Character Analysis
Enjoy Delacroix
The Delacroix family is in the mix right from the start. There's Dickie Delacroix, who gathers his stones with the other boys, there's Mr. Delacroix drawing his strip of paper, there's Mrs. Delacroix, chatting happily with Mrs. Graves and Mrs. Tess Hutchinson—and then there's Mrs. Delacroix picking up a stone so large she needs to use both hands to pick it up.
Let's start with the name, Delacroix.
Critic Helen Nebeker has pointed out that "Delacroix" means "of-the-cross" in French. Nebeker draws particular attention to Jackson's elaboration that the villagers pronounce "Delacroix" (de-la-KWAH) as "Dellacroy." In other words, argues Nebeker, the villagers are perverting the cross, the big Christian symbol of martyrdom: far from being a willing sacrifice, the lottery makes an absolutely unwilling, hypocritical woman bear the burden of the community's ritual murder (Source).

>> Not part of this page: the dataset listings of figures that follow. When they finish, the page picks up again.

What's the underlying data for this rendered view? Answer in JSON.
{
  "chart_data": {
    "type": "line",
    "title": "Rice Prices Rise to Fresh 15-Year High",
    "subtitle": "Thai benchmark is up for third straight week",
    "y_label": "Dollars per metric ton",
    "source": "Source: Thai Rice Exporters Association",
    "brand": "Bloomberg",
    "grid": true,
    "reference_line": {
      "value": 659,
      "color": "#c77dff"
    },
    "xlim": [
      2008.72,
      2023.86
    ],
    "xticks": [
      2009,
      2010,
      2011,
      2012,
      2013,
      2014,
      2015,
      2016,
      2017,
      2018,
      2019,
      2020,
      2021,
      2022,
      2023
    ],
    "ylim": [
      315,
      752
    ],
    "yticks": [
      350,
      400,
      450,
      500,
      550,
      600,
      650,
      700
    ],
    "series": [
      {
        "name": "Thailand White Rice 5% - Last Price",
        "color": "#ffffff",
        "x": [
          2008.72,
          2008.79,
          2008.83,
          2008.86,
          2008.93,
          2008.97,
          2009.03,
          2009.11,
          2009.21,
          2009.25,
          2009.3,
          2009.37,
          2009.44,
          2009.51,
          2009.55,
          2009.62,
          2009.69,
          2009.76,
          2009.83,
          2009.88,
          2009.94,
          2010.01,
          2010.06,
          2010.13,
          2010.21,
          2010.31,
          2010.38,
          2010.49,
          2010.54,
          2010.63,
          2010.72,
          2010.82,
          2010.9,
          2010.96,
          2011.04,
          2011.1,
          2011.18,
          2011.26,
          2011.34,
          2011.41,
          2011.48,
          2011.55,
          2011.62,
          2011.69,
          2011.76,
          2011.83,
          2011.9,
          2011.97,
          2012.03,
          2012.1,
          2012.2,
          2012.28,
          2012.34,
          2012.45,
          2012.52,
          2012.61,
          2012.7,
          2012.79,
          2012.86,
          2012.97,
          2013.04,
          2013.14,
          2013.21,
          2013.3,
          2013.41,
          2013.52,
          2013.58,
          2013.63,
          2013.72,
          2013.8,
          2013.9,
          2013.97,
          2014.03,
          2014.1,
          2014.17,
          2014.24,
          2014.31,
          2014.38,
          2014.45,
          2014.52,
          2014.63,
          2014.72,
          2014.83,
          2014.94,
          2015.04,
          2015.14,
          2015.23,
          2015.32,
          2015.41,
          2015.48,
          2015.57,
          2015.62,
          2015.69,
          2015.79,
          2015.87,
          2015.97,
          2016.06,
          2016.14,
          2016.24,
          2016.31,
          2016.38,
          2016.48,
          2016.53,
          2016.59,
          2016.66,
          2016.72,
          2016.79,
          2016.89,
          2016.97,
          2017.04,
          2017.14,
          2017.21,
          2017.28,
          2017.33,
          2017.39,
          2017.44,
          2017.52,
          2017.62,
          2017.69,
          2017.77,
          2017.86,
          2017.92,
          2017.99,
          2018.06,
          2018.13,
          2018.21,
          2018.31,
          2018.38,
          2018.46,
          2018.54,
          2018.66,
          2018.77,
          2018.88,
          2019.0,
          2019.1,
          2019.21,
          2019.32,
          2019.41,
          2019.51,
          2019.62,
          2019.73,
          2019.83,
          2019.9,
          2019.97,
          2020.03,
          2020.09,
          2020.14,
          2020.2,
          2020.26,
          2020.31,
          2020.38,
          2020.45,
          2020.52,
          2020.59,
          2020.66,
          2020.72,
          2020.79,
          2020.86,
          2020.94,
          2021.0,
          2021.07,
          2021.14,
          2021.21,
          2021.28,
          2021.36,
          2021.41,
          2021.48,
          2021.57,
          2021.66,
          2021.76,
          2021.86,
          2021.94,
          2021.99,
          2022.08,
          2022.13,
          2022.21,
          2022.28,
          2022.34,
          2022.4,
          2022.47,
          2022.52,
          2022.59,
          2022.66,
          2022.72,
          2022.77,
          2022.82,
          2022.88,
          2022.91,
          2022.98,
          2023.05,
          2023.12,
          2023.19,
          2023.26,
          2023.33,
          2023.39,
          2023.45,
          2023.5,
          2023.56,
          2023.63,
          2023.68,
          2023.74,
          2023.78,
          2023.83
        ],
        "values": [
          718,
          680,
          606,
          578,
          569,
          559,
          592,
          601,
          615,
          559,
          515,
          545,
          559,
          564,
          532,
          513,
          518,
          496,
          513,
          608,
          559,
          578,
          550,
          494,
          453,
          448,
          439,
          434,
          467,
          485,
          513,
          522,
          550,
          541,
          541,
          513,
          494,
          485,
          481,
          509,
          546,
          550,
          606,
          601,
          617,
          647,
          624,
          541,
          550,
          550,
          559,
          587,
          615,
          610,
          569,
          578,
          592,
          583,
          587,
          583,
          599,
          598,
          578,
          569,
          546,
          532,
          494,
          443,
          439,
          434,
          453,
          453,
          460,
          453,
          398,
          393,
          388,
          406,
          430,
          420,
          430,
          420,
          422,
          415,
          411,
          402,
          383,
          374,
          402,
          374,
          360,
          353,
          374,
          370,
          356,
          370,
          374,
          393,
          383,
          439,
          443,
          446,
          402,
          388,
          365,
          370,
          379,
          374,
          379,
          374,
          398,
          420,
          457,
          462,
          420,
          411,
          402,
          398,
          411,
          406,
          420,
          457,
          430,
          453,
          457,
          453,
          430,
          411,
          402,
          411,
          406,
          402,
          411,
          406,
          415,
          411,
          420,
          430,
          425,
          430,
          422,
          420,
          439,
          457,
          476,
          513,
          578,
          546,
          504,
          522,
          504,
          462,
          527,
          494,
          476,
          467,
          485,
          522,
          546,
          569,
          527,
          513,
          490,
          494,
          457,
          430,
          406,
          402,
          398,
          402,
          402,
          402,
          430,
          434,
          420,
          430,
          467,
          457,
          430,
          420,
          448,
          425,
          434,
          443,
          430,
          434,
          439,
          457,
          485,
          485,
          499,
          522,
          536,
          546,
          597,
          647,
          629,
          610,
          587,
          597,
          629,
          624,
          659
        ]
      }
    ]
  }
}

We find it striking that Mrs. Delacroix is the only person who speaks to the otherwise silent Mrs. Graves, wife of the even more silent postmaster. In retrospect, Mrs. Delacroix's friendly relationship with the Graves family foreshadows her willingness to kill Tess Hutchinson with a smile on her face. The lottery appears completely natural to her, so much so that it doesn't strike her as a contradiction to chat happily with Tess one minute and attack her the next.
Mrs. Delacroix's reversal is perhaps the most obvious example of the deadening effect that this tradition has had on the hearts and minds of the villagers; she seems so unconscious of her own inconsistency that it would be difficult to call her betrayal of Tess "hypocrisy."
It's not conscious enough to be hypocrisy—Mrs. Delacroix really seems incapable of seeing how vicious and inconsistent she is being. And that's possibly the most horrible thing about the ending of this story: none of them know what evil they are doing.